Video by Underoath
- Released: July 17, 2007
- Recorded: Red Light Management, St. Petersburg, Florida, various venues
- Genre: Metalcore, post-hardcore, emo
- Length: 99:00
- Label: Solid State, Tooth & Nail
- Producer: Randy Nichols Underoath

= 777 (video) =

777 is the first DVD by American rock band Underoath. It was released in the United States and other countries on July 17, 2007, with the intention of having the numbers of its release date coincide with the DVD title.
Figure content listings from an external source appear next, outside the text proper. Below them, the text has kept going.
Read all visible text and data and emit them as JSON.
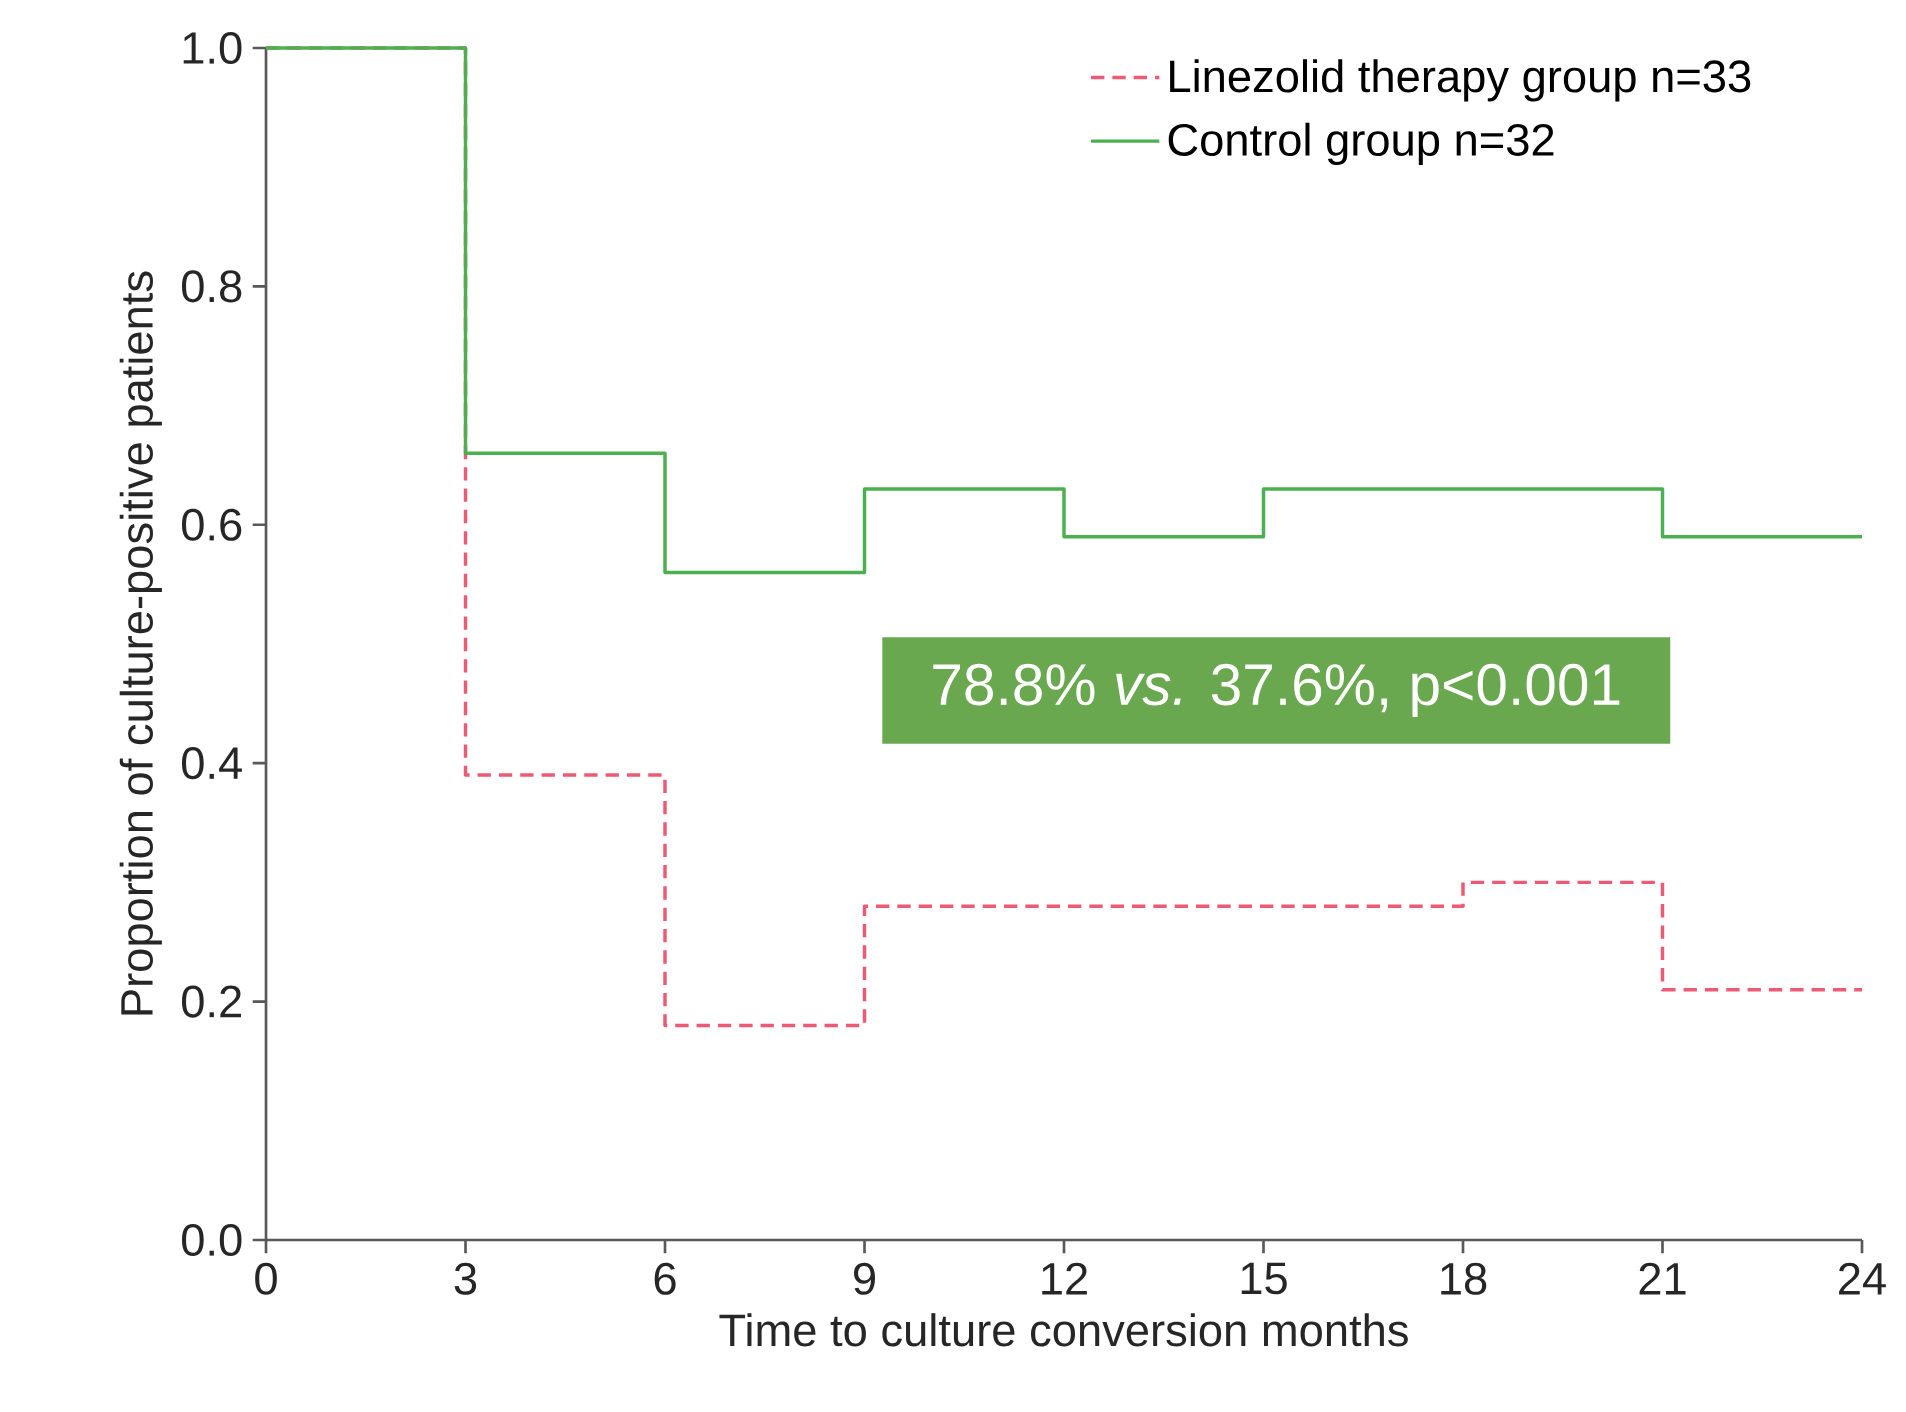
{
  "chart_data": {
    "type": "step",
    "xlabel": "Time to culture conversion months",
    "ylabel": "Proportion of culture-positive patients",
    "x": [
      0,
      3,
      6,
      9,
      12,
      15,
      18,
      21,
      24
    ],
    "series": [
      {
        "name": "Linezolid therapy group n=33",
        "color": "#ee5a74",
        "line_style": "dashed",
        "values": [
          1.0,
          0.39,
          0.18,
          0.28,
          0.28,
          0.28,
          0.3,
          0.21,
          0.21
        ]
      },
      {
        "name": "Control group n=32",
        "color": "#4caf50",
        "line_style": "solid",
        "values": [
          1.0,
          0.66,
          0.56,
          0.63,
          0.59,
          0.63,
          0.63,
          0.59,
          0.59
        ]
      }
    ],
    "xlim": [
      0,
      24
    ],
    "ylim": [
      0,
      1
    ],
    "xticks": [
      0,
      3,
      6,
      9,
      12,
      15,
      18,
      21,
      24
    ],
    "yticks": [
      {
        "value": 0,
        "label": "0.0"
      },
      {
        "value": 0.2,
        "label": "0.2"
      },
      {
        "value": 0.4,
        "label": "0.4"
      },
      {
        "value": 0.6,
        "label": "0.6"
      },
      {
        "value": 0.8,
        "label": "0.8"
      },
      {
        "value": 1,
        "label": "1.0"
      }
    ],
    "legend": "top right",
    "annotations": [
      "78.8% *vs.* 37.6%, p<0.001"
    ]
  }
}
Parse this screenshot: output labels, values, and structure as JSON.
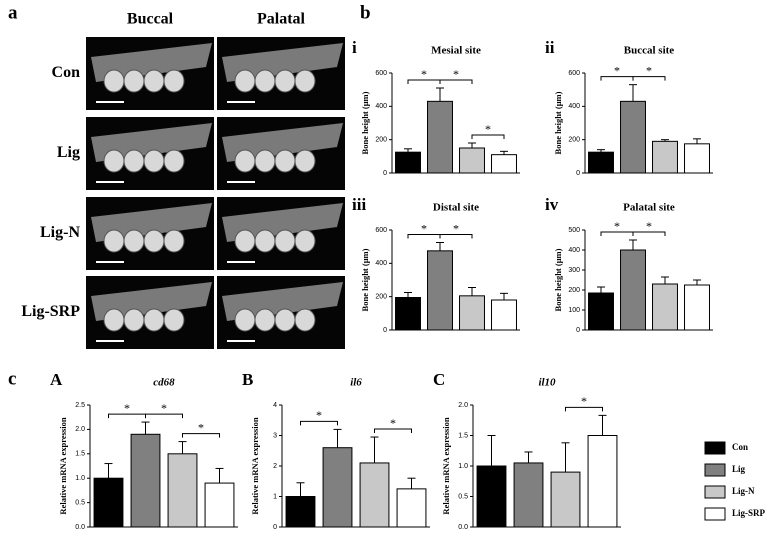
{
  "panels": [
    "a",
    "b",
    "c"
  ],
  "images": {
    "columns": [
      "Buccal",
      "Palatal"
    ],
    "rows": [
      "Con",
      "Lig",
      "Lig-N",
      "Lig-SRP"
    ]
  },
  "legend": {
    "labels": [
      "Con",
      "Lig",
      "Lig-N",
      "Lig-SRP"
    ],
    "colors": [
      "#000000",
      "#808080",
      "#c8c8c8",
      "#ffffff"
    ]
  },
  "chart_data": [
    {
      "type": "bar",
      "label": "i",
      "title": "Mesial site",
      "ylabel": "Bone height (μm)",
      "values": [
        125,
        430,
        150,
        110
      ],
      "errors": [
        20,
        80,
        30,
        20
      ],
      "ylim": [
        0,
        600
      ],
      "yticks": [
        0,
        200,
        400,
        600
      ],
      "significance": [
        {
          "pair": [
            0,
            1
          ],
          "label": "*"
        },
        {
          "pair": [
            1,
            2
          ],
          "label": "*"
        },
        {
          "pair": [
            2,
            3
          ],
          "label": "*"
        }
      ]
    },
    {
      "type": "bar",
      "label": "ii",
      "title": "Buccal site",
      "ylabel": "Bone height (μm)",
      "values": [
        125,
        430,
        190,
        175
      ],
      "errors": [
        15,
        100,
        10,
        30
      ],
      "ylim": [
        0,
        600
      ],
      "yticks": [
        0,
        200,
        400,
        600
      ],
      "significance": [
        {
          "pair": [
            0,
            1
          ],
          "label": "*"
        },
        {
          "pair": [
            1,
            2
          ],
          "label": "*"
        }
      ]
    },
    {
      "type": "bar",
      "label": "iii",
      "title": "Distal site",
      "ylabel": "Bone height (μm)",
      "values": [
        195,
        475,
        205,
        180
      ],
      "errors": [
        30,
        50,
        50,
        40
      ],
      "ylim": [
        0,
        600
      ],
      "yticks": [
        0,
        200,
        400,
        600
      ],
      "significance": [
        {
          "pair": [
            0,
            1
          ],
          "label": "*"
        },
        {
          "pair": [
            1,
            2
          ],
          "label": "*"
        }
      ]
    },
    {
      "type": "bar",
      "label": "iv",
      "title": "Palatal site",
      "ylabel": "Bone height (μm)",
      "values": [
        185,
        400,
        230,
        225
      ],
      "errors": [
        30,
        50,
        35,
        25
      ],
      "ylim": [
        0,
        500
      ],
      "yticks": [
        0,
        100,
        200,
        300,
        400,
        500
      ],
      "significance": [
        {
          "pair": [
            0,
            1
          ],
          "label": "*"
        },
        {
          "pair": [
            1,
            2
          ],
          "label": "*"
        }
      ]
    },
    {
      "type": "bar",
      "label": "A",
      "title": "cd68",
      "title_italic": true,
      "ylabel": "Relative mRNA expression",
      "values": [
        1.0,
        1.9,
        1.5,
        0.9
      ],
      "errors": [
        0.3,
        0.25,
        0.25,
        0.3
      ],
      "ylim": [
        0,
        2.5
      ],
      "yticks": [
        {
          "value": 0,
          "label": "0.0"
        },
        0.5,
        {
          "value": 1,
          "label": "1.0"
        },
        1.5,
        {
          "value": 2,
          "label": "2.0"
        },
        2.5
      ],
      "significance": [
        {
          "pair": [
            0,
            1
          ],
          "label": "*"
        },
        {
          "pair": [
            1,
            2
          ],
          "label": "*"
        },
        {
          "pair": [
            2,
            3
          ],
          "label": "*"
        }
      ]
    },
    {
      "type": "bar",
      "label": "B",
      "title": "il6",
      "title_italic": true,
      "ylabel": "Relative mRNA expression",
      "values": [
        1.0,
        2.6,
        2.1,
        1.25
      ],
      "errors": [
        0.45,
        0.6,
        0.85,
        0.35
      ],
      "ylim": [
        0,
        4
      ],
      "yticks": [
        0,
        1,
        2,
        3,
        4
      ],
      "significance": [
        {
          "pair": [
            0,
            1
          ],
          "label": "*"
        },
        {
          "pair": [
            2,
            3
          ],
          "label": "*"
        }
      ]
    },
    {
      "type": "bar",
      "label": "C",
      "title": "il10",
      "title_italic": true,
      "ylabel": "Relative mRNA expression",
      "values": [
        1.0,
        1.05,
        0.9,
        1.5
      ],
      "errors": [
        0.5,
        0.18,
        0.48,
        0.33
      ],
      "ylim": [
        0,
        2
      ],
      "yticks": [
        {
          "value": 0,
          "label": "0.0"
        },
        0.5,
        {
          "value": 1,
          "label": "1.0"
        },
        1.5,
        {
          "value": 2,
          "label": "2.0"
        }
      ],
      "significance": [
        {
          "pair": [
            2,
            3
          ],
          "label": "*"
        }
      ]
    }
  ]
}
The DVD is split into three sections: "Moments Suspended in Time"; the "MySpace Secret Show", which was played in St. Petersburg, Florida; and a music video section. The three music videos included are the final products of Underoath's video shoot in Skellefteå, Sweden with Popcore Films. The making of the music video for "You're Ever So Inviting" is exclusively recorded on the DVD as well.

Professional ratings
Review scores
| Source | Rating |
| Allmusic |  |

==DVD track listing==
===Moments Suspended in Time===
- 06.20.06 – Hot Topic signing at Countryside Mall – MySpace secret show "Behind the Scenes" footage
- 04.28.06 – European Tour
- 10.30.06 – Paris, France
- 10.08.06 – New Zealand & Australia
- 04.22.06 – London
- 10.21.06 – Japan
- 05.31.06 – MTV, NYC
- 05.07.06 – Bamboozle
- 05.04.06 – US Tour with Poison the Well & As Cities Burn
- 07.07.06 – Somewhere in Canada
- 05.06.06 – Allentown, PA
- 01.30.07 – Sweden
- 06.20.06 – One More Song

===MySpace Secret Show (6/20/06)===
- "I Don't Feel Very Receptive Today"
- "It's Dangerous Business Walking Out Your Front Door"
- "Writing on the Walls"
- "The Impact of Reason"
- "In Regards to Myself"
- "Everyone Looks So Good from Here"
- "A Boy Brushed Red Living in Black and White"

===Music Videos===
- "Writing on the Walls"
- "In Regards to Myself"
- "You're Ever So Inviting"

==Awards==

In 2008, the album received was nominations for a Dove Award for Long Form Music Video of the Year at the 39th GMA Dove Awards.